Project Summary/Abstract Regardless of family history, site of onset, and sequence of symptoms and progression, all Amyotrophic Lateral Sclerosis (ALS) patients lose muscle mass as the motor neurons that connect to muscle in limbs to control movement stop working and eventually die. However, there appears to be an extensive delay between initial neuronal dysfunction and physical degeneration. The complex nervous system is maintained, in part, due to cell resiliency to stress in order to maintain function and resist activating cell death processes. Experiments in this proposal will investigate a novel hypothesis: neurons in ALS enter cellular senescence as part of a complicated stress response to avoid active degeneration and cell death. Nonetheless, while this protective mechanism may preserve the physical presence of the cell, senescent cell dysfunction and potentially toxic secretome promotes chronic tissue degeneration over time that facilitates disease progression. Senescence is activated by protein accumulation in other neurodegenerative diseases. Here we will determine whether TDP43 deposition differentially affects the cellular senescence stress response by evaluating postmortem human brain and spinal cord from veteran donors, accessed through the VA ALS Biorepository Brain Bank, with either TDP43 positive or negative neuropathology. To comprehensively investigate neurons and their environment we will utilize GeoMx digital spatial profiling technology. This high resolution, high-content non-destructive analytical method enables the investigation of 100s of proteins at the single cell level while maintaining spatial resolution.

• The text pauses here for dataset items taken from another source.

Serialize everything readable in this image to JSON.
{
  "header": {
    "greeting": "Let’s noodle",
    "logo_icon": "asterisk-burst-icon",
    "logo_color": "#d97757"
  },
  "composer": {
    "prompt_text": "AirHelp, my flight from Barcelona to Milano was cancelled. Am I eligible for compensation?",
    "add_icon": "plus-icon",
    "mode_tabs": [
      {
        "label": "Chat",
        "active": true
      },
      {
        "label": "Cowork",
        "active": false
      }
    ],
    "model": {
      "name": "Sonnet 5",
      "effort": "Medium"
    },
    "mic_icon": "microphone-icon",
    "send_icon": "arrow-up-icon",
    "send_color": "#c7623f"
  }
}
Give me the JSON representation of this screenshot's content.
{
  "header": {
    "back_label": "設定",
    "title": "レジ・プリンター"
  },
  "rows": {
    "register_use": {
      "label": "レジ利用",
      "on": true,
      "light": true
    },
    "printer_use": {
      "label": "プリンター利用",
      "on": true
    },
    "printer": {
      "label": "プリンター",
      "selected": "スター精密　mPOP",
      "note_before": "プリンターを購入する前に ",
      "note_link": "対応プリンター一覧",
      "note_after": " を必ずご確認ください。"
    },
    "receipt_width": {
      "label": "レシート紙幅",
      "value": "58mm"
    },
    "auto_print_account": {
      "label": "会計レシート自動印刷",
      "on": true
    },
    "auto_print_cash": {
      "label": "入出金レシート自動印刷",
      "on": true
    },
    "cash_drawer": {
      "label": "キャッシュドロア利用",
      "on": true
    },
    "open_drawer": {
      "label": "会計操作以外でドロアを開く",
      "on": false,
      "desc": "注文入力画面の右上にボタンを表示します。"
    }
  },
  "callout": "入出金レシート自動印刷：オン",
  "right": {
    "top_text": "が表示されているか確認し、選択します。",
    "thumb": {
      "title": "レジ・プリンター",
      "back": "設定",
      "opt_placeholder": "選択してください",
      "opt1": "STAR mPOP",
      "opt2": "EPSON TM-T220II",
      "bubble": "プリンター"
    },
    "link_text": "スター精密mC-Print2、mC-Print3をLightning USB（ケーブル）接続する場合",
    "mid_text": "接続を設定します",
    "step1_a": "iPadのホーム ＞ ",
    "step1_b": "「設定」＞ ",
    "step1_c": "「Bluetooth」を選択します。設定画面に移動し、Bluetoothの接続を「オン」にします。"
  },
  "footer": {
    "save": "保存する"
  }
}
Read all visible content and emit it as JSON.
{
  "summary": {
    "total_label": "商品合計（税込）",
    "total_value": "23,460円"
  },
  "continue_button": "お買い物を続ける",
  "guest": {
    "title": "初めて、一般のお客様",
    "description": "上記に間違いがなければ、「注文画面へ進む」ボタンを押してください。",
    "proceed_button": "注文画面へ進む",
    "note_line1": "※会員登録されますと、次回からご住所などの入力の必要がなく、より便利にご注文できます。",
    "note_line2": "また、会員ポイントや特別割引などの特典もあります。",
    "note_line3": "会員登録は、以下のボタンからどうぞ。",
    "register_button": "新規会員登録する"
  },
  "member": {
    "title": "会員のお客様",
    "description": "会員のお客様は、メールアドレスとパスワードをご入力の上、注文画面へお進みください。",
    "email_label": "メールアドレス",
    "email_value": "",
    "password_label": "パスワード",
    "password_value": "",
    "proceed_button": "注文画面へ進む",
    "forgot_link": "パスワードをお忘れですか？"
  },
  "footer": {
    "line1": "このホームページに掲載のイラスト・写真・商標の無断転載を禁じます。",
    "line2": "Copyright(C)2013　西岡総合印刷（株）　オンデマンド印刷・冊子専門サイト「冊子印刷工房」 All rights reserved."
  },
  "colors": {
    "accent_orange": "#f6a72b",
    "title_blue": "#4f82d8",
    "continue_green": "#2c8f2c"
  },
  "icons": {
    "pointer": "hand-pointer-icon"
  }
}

This affords the ability to map the data back to the tissue to correlate protein expression differences with cell morphology, location in the tissue, extracellular environment and proximity to vascular and / or other pathologies. The data generated by our research proposal will provided an unprecedented rigor for depth of information on cellular stress in ALS spinal cord and brain. The rich dataset generated through these experiments will open many novel avenues of investigation in ALS and potentially unveil cellular senescence as a new therapeutic target. This is an area desperately in need of development as the majority of ALS patients die, on average, 2-4 years after diagnosis.

项目概要/摘要 无论家族史、发病部位、症状和进展的顺序如何，所有肌萎缩侧索硬化症 硬化症（ALS）患者失去肌肉质量，因为运动神经元连接到四肢的肌肉来控制 运动停止工作并最终死亡。然而，初始之间似乎存在很大的延迟。 神经元功能障碍和身体退化。复杂的神经系统的维持部分是由于细胞 对压力的弹性，以维持功能并抵抗激活的细胞死亡过程。这方面的实验 该提案将研究一个新的假设：ALS 中的神经元进入细胞衰老是复杂的过程的一部分 应激反应以避免主动退化和细胞死亡。尽管如此，虽然这种保护机制可能 保留细胞的物理存在、衰老细胞功能障碍和潜在有毒的分泌体促进 随着时间的推移，慢性组织退化，促进疾病进展。衰老是由蛋白质激活的 其他神经退行性疾病中的积累。这里我们要判断TDP43是否沉积 通过评估死后的人脑和脊髓，对细胞衰老应激反应产生不同的影响 来自退伍军人捐赠者的脐带，通过 VA ALS 生物储存脑库获取，TDP43 呈阳性 或阴性神经病理学。为了全面研究神经元及其环境，我们将利用 GeoMx 数字空间剖析技术。这种高分辨率、高内涵的无损分析方法 能够在单细胞水平上研究数百种蛋白质，同时保持空间分辨率。这 能够将数据映射回组织，将蛋白质表达差异与细胞相关联 形态、在组织中的位置、细胞外环境以及与血管和/或其他病理的接近程度。 我们的研究计划生成的数据将为以下方面的信息深度提供前所未有的严谨性： ALS 脊髓和大脑中的细胞应激。通过这些实验生成的丰富数据集将打开 ALS 的许多新研究途径，并有可能揭示细胞衰老作为一种新的治疗方法 目标。这是一个迫切需要开发的领域，因为大多数 ALS 患者平均死亡 2-4 个月 诊断后数年。